Aimiel said:
OK, welcome. Hope you stick around. Just what defines your theology / philosophy? Why do you say agnostic doesn't fit? Do you think there 'might' be a God? Are you searching?
Thanks, Aimiel!
I'll start backwards:
No, in fact, I was quite a content atheist when "it" happened, and all that I can describe "it" as, is an awakening. Nothing brought it on; in other words, nothing catastrophic, no meetings with people that tried to witness to me, no tv/radio show, no book, nothing caused me to start even giving the supernatural (for lack of a better word) another chance. In not searching at all, I was able to find (hopefully) what I was looking for. That being a sense of direction; I am in no way 'there' yet, but starting out.
Do you think there 'might' be a God?
I think that the name 'God' is a case of mistaken identity. Possibly through Emergence, the universe is (well, I believe anyway) sentient. The Force, the universe, God; "it's" all the same and we need to get back to him/her/it. Some are called, some need to go through more reincarnations before they can hear the still small voice. But, I do think that God, or at least the idea of God, is within us all.
Why do you say agnostic doesn't fit?
Because I do not believe in a personal God, and I think that Agnostics believe in the possibility of one.
Just what defines your theology / philosophy?
That's a big one; here goes.
Many people learn spiritual truths after they have abandoned those things that first appear to be spiritual, but are actually roadblocks, such as religion and doctrine. I have learned more about those things which are spiritual (hopefully) in the few years that I had no belief (atheist), than I did as 10 years as a Christian. You see, when I was an unbeliever I was not required to follow some statement of faith, a church schedule, doctrine or read a particular book of scriptures; rather I was free to decide what I believed and what I did not. Was it God that took this period of unbelief and cultivated the seed that had been planted but was choked by the weeds of religion and doctrine? I do not know, because I do not believe that what we as people call “God” is close to being accurate. The bible paints God as a warmonger, a being that creates evil, commands His people to kill villagers, rape the woman and slaughter the babies, a jealous (how can a PERFECT being be jealous, when this same being states that jealously is a sin?!?) insecure monster that allows an equally powerful yet evil being, the Devil/Satan (that He created) to tempt and ruin a man that has done nothing wrong (Job)? I could go on and on, but if the book known as the bible is our only map to enlightenment and perfection (God), then we are following a seriously messed up map.
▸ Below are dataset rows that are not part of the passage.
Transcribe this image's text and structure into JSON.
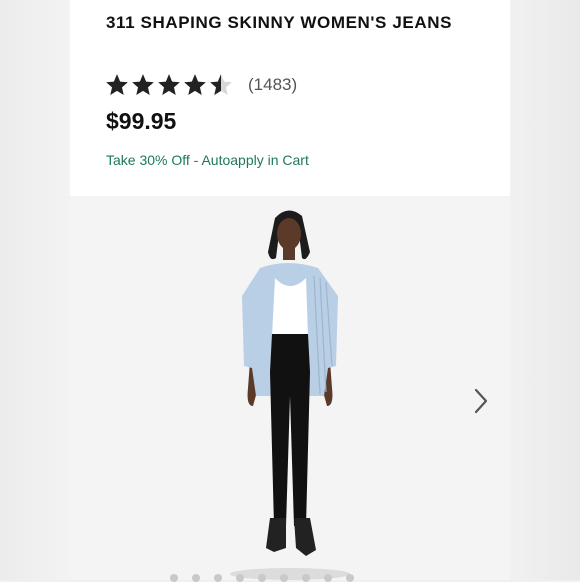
{
  "product": {
    "title": "311 SHAPING SKINNY WOMEN'S JEANS",
    "rating": 4.5,
    "review_count": "(1483)",
    "price": "$99.95",
    "promo": "Take 30% Off - Autoapply in Cart"
  },
  "colors": {
    "promo_text": "#1d7a55",
    "star": "#222222"
  },
  "gallery": {
    "image_description": "model-photo",
    "next_icon": "chevron-right-icon"
  }
}
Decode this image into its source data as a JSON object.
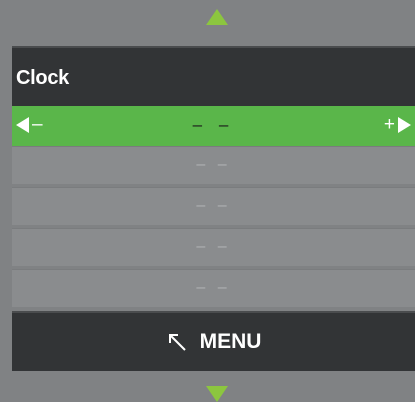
{
  "header": {
    "title": "Clock"
  },
  "selected_row": {
    "minus_label": "–",
    "value": "– –",
    "plus_label": "+"
  },
  "rows": [
    {
      "value": "– –"
    },
    {
      "value": "– –"
    },
    {
      "value": "– –"
    },
    {
      "value": "– –"
    }
  ],
  "footer": {
    "menu_label": "MENU"
  },
  "colors": {
    "accent": "#5ab64a",
    "bar": "#323436",
    "background": "#808284"
  },
  "icons": {
    "scroll_up": "triangle-up-icon",
    "scroll_down": "triangle-down-icon",
    "decrease": "triangle-left-icon",
    "increase": "triangle-right-icon",
    "menu": "arrow-up-left-icon"
  }
}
The bible, religion, church services, choir, Sunday School (children put away from their parents in a supposed house that supports family almost on a militant level, places the children away from their parents instead of where they should be), fund drives, big projection screens, glittery signs and other crap have watered down one of beliefs that ‘could’ have led more people toward their choice of paths, but instead since the above atrocities are man made in the name of God, they have become a joke.
The philosophy that makes a lot of sense to me teaches mutual respect for ALL religions, ideas and philosophies, and I have to admit that is a tough order to fill. I am humbled in that I followed one of the trails that led to one of the paths, but not by my own cleverness, but by the fact that “it” led me in the midst of my unbelief. What greater proof of Enlightenment than that? For me, there is none, although it hardly qualifies as evidence; meaning, I cannot nor do I have the desire to "prove" any of my beliefs to anyone. The voice that I mentioned earlier does not speak all the time (or maybe I am not trying to hear it), but when it does, “it” has my full attention.
So much wisdom and knowledge has been shown, but I am not developed enough to understand much of it.
I have rambled yet again, and I apologize. But know this; I am now free to worship with others regardless of their faith, stand shoulder to shoulder with those that would oppose my beliefs because they are not the sanitized and safe beliefs of those in power and discuss matters of spirituality with others while being careful not to offend. Offending someone with spiritual arrogance not only pushes people away, but it tends to make the person behaving in that way less receptive to the wisdom that they seek.
Alright, I’ll stop for now, thanks for reading.